Um aktuelle Entwicklungen im Bereich der Nachhaltigkeitsberichterstattung auf nationaler wie internationaler Ebene einzubeziehen, werden die Bewertungskriterien regelmäßig überarbeitet. Die letzte grundlegende Neufassung der Kriterien erfolgte im Ranking 2009 in einem mehrstufigen dialogischen Verfahren mit Unternehmen, Verbänden, Politik, Verwaltung und zivilgesellschaftlichen Organisationen. Für das Ranking 2011 wurden die Kriterien sowie die Branchenpapiere leicht überarbeitet und aktualisiert.

Bewertungsprozess

Das Ranking startet jeweils mit einer Befragung zum Stand der Nachhaltigkeitsberichterstattung der Unternehmen, der Aktualisierung oder Überarbeitung der Bewertungskriterien und der Zusammenstellung der Stichprobe. Während die aktuell vorliegenden Berichte in den weiteren Bewertungsprozess eingehen, wird für alle anderen Unternehmen ohne eigenständigen Bericht erfasst, ob und in welcher Form sie die Öffentlichkeit darüber, wie sie ihre gesellschaftliche Verantwortung wahrnehmen, informieren. So entsteht am Ende ein komplettes Abbild der Kommunikationsaktivitäten der deutschen Großunternehmen in ihren unterschiedlichen Formaten und Umfängen - bis hin zur Auflistung derjenigen Unternehmen, die keinerlei Informationen preisgeben (Nicht-Berichterstatter).

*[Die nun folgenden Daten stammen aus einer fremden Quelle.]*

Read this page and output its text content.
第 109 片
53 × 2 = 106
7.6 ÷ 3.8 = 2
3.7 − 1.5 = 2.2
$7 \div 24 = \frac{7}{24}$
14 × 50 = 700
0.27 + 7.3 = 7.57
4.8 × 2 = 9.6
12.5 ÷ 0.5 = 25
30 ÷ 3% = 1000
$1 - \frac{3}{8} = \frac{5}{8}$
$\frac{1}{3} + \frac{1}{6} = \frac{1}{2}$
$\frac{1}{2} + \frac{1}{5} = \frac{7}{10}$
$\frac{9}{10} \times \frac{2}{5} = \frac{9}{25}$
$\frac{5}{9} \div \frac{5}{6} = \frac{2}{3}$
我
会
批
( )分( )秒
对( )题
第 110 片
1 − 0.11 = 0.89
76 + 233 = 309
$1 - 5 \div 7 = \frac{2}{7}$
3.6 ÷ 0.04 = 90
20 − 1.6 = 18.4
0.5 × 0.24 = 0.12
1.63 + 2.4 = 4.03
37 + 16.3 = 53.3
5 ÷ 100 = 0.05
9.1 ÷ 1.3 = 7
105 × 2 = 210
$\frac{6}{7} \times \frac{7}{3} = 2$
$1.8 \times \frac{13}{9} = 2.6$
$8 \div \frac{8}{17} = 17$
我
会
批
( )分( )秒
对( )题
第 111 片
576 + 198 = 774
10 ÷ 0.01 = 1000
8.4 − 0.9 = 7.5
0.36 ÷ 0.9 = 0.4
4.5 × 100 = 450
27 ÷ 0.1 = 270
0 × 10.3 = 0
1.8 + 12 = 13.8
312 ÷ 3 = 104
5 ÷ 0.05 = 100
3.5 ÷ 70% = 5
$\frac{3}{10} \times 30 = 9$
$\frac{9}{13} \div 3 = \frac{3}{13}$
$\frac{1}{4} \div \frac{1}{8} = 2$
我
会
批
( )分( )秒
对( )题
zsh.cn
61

Der eigentliche Bewertungsprozess besteht aus mehreren Bewertungsphasen. Dabei wechseln standardisierte Bewertungen durch die Branchenverantwortlichen mit internen und externen Qualitätssicherungsschleifen und Überarbeitungen der Bewertungen ab. Die interne Qualitätssicherung folgt zum einen je Bewertung dem Vier-Augen-Prinzip und gewährleistet zum anderen den branchen- und bewerterübergreifenden Abgleich der Bewertungen. Die externe Qualitätssicherung besteht aus einer Feedbackschleife mit den Unternehmen: Sie erhalten jeweils ihren Bewertungsbogen mit allen bewertungsrelevanten Angaben und können schriftlich auf Missverständnisse oder nicht berücksichtigte Informationen hinweisen. Internen und externen Qualitätssicherungen folgen jeweils Überarbeitungen und Branchenabgleiche durch die Branchenverantwortlichen. Ein nochmaliger Gesamtabgleich bildet den Abschluss des Bewertungsprozesses und die Basis für die detaillierten Auswertungen im Ergebnisbericht.